Until she was 4, Hallel attended daycare and kindergartens for children with disabilities. The “Special Education” system is an amazing, supportive and caring bubble but it is separate and detached from our world. There was limited expectation, a lack of vision for Hallel’s potential, her ability to be a part of society and contribute to it. “Special Education” offers tremendous support to parents — long school days, on site therapy (speech, occupational, physiotherapy, music, art and more), specialist staff and a school bus — all of which enable family life to go on “as normal.” But it doesn’t enable Hallel to have a “normal” life. It doesn’t allow Hallel to be an integral part of her community. Most of all, it denies her the opportunity to create real and lasting friendships with the kids in her neighborhood, to be one of them and to live and experience life’s journey together with them.

Leaving the supportive bubble takes enormous courage, investment of time and unfortunately, financial resources as well as the strength and will to fight.  Fighting for the right to be a part of society. Fighting the system and institutions that don’t want to change and aren’t motivated to accommodate, even if it’s in their best interest and that of the child. Fighting a world that has no desire to include, that is afraid of difference, that doesn’t “get” it.
DSC_0125Campaign photos courtesy of Nechama Orah Photography; Make up by Makeup by Ester Boutique School

But how can the world “get it” when we never get the chance to encounter difference. We hardly even see people with disabilities – not on television or in adverts, not in our newspapers, let alone in kindergarden or at school or at work, or in our day to day lives.
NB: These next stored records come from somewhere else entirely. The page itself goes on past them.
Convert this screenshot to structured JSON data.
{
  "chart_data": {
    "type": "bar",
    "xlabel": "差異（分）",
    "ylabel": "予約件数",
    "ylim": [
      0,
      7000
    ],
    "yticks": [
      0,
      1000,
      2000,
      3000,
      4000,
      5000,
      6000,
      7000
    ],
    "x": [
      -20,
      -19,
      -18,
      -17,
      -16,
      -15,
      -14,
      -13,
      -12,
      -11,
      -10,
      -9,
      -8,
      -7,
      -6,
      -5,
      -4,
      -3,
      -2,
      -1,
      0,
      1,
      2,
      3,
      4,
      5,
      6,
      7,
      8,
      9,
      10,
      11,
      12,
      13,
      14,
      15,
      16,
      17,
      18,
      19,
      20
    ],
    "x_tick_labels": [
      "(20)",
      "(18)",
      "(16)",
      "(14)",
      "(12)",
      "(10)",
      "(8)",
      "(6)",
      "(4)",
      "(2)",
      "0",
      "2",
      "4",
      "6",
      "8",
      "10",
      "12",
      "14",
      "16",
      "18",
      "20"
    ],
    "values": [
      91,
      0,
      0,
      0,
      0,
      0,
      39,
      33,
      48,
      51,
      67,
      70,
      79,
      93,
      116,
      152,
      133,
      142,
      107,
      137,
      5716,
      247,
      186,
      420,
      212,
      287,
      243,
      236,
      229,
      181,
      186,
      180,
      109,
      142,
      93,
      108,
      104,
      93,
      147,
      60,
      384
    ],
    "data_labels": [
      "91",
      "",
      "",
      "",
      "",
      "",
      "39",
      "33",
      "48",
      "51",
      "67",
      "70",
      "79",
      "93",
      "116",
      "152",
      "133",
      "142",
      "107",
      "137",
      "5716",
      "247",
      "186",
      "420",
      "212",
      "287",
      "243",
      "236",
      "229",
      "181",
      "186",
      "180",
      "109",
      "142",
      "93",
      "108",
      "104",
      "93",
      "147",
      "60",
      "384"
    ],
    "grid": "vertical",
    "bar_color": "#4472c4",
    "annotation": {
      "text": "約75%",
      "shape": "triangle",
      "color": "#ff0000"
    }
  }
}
Last week Hallel took part in Select Fashion and Totto bags’ “Back to School” ad campaign  (yes among her many talents she is also an experienced professional model!). The campaign is one of  NGO Beyachad’s groundbreaking inclusion initiatives that aims to normalize inclusion of people with disabilities through their visibility in advertising. Beyachad: Empowering Inclusion in Israel works day in day out to change the paradigm for people with disabilities in Israel, transforming our society for the good of all through advocacy, education, awareness and lobbying.
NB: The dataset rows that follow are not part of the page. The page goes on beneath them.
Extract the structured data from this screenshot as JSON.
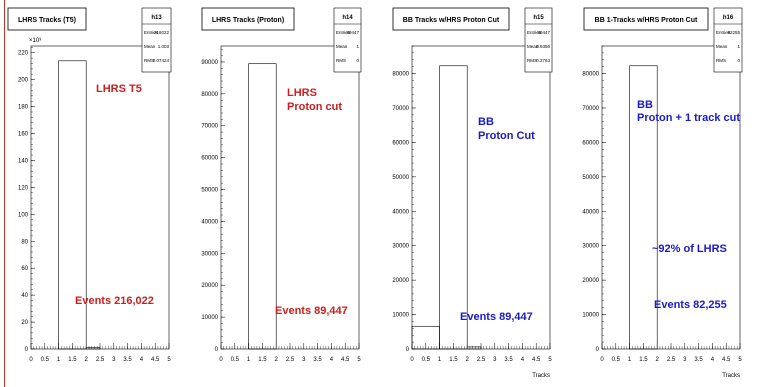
{
  "colors": {
    "red": "#cc1f1f",
    "blue": "#1a1acc"
  },
  "chart_data": [
    {
      "type": "bar",
      "title": "LHRS Tracks (T5)",
      "xlabel": "",
      "ylabel": "",
      "y_exponent": "×10³",
      "xlim": [
        0,
        5
      ],
      "ylim": [
        0,
        225
      ],
      "xticks": [
        "0",
        "0.5",
        "1",
        "1.5",
        "2",
        "2.5",
        "3",
        "3.5",
        "4",
        "4.5",
        "5"
      ],
      "yticks": [
        "0",
        "20",
        "40",
        "60",
        "80",
        "100",
        "120",
        "140",
        "160",
        "180",
        "200",
        "220"
      ],
      "bins": [
        {
          "x0": 1,
          "x1": 2,
          "value": 214
        },
        {
          "x0": 2,
          "x1": 2.5,
          "value": 1
        }
      ],
      "stats": {
        "name": "h13",
        "rows": [
          {
            "label": "Entries",
            "value": "216022"
          },
          {
            "label": "Mean",
            "value": "1.003"
          },
          {
            "label": "RMS",
            "value": "0.07424"
          }
        ]
      },
      "annotations": [
        {
          "text": "LHRS T5",
          "color": "red",
          "pos": "upper"
        },
        {
          "text": "Events 216,022",
          "color": "red",
          "pos": "lower"
        }
      ]
    },
    {
      "type": "bar",
      "title": "LHRS Tracks (Proton)",
      "xlabel": "",
      "ylabel": "",
      "xlim": [
        0,
        5
      ],
      "ylim": [
        0,
        95000
      ],
      "xticks": [
        "0",
        "0.5",
        "1",
        "1.5",
        "2",
        "2.5",
        "3",
        "3.5",
        "4",
        "4.5",
        "5"
      ],
      "yticks": [
        "0",
        "10000",
        "20000",
        "30000",
        "40000",
        "50000",
        "60000",
        "70000",
        "80000",
        "90000"
      ],
      "bins": [
        {
          "x0": 1,
          "x1": 2,
          "value": 89447
        }
      ],
      "stats": {
        "name": "h14",
        "rows": [
          {
            "label": "Entries",
            "value": "89447"
          },
          {
            "label": "Mean",
            "value": "1"
          },
          {
            "label": "RMS",
            "value": "0"
          }
        ]
      },
      "annotations": [
        {
          "text": "LHRS",
          "color": "red",
          "pos": "upper"
        },
        {
          "text": "Proton cut",
          "color": "red",
          "pos": "upper2"
        },
        {
          "text": "Events 89,447",
          "color": "red",
          "pos": "lower"
        }
      ]
    },
    {
      "type": "bar",
      "title": "BB Tracks w/HRS Proton Cut",
      "xlabel": "Tracks",
      "ylabel": "",
      "xlim": [
        0,
        5
      ],
      "ylim": [
        0,
        88000
      ],
      "xticks": [
        "0",
        "0.5",
        "1",
        "1.5",
        "2",
        "2.5",
        "3",
        "3.5",
        "4",
        "4.5",
        "5"
      ],
      "yticks": [
        "0",
        "10000",
        "20000",
        "30000",
        "40000",
        "50000",
        "60000",
        "70000",
        "80000"
      ],
      "bins": [
        {
          "x0": 0,
          "x1": 1,
          "value": 6600
        },
        {
          "x0": 1,
          "x1": 2,
          "value": 82255
        },
        {
          "x0": 2,
          "x1": 2.5,
          "value": 600
        }
      ],
      "stats": {
        "name": "h15",
        "rows": [
          {
            "label": "Entries",
            "value": "89447"
          },
          {
            "label": "Mean",
            "value": "0.9356"
          },
          {
            "label": "RMS",
            "value": "0.2763"
          }
        ]
      },
      "annotations": [
        {
          "text": "BB",
          "color": "blue",
          "pos": "upper"
        },
        {
          "text": "Proton Cut",
          "color": "blue",
          "pos": "upper2"
        },
        {
          "text": "Events 89,447",
          "color": "blue",
          "pos": "lower"
        }
      ]
    },
    {
      "type": "bar",
      "title": "BB 1-Tracks w/HRS Proton Cut",
      "xlabel": "Tracks",
      "ylabel": "",
      "xlim": [
        0,
        5
      ],
      "ylim": [
        0,
        88000
      ],
      "xticks": [
        "0",
        "0.5",
        "1",
        "1.5",
        "2",
        "2.5",
        "3",
        "3.5",
        "4",
        "4.5",
        "5"
      ],
      "yticks": [
        "0",
        "10000",
        "20000",
        "30000",
        "40000",
        "50000",
        "60000",
        "70000",
        "80000"
      ],
      "bins": [
        {
          "x0": 1,
          "x1": 2,
          "value": 82255
        }
      ],
      "stats": {
        "name": "h16",
        "rows": [
          {
            "label": "Entries",
            "value": "82255"
          },
          {
            "label": "Mean",
            "value": "1"
          },
          {
            "label": "RMS",
            "value": "0"
          }
        ]
      },
      "annotations": [
        {
          "text": "BB",
          "color": "blue",
          "pos": "upper"
        },
        {
          "text": "Proton + 1 track cut",
          "color": "blue",
          "pos": "upper2"
        },
        {
          "text": "~92% of LHRS",
          "color": "blue",
          "pos": "middle"
        },
        {
          "text": "Events 82,255",
          "color": "blue",
          "pos": "lower"
        }
      ]
    }
  ]
}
A regular photo shoot for a regular “Back to School” campaign. Two of the four models happen to have a disability. Nothing special, just realizing Beyachad’s vision of what “normal” should and can be. Children of all abilities, going back to school. Together. For all to see.

Hallel has taught me, and all her friends, that difference in our lives is natural and wonderful and that acceptance and inclusion makes our world a better place for everyone.

Because when it comes down to it, we are all different – aren’t we?

And all we really want is to belong, be accepted and be able to make our contribution.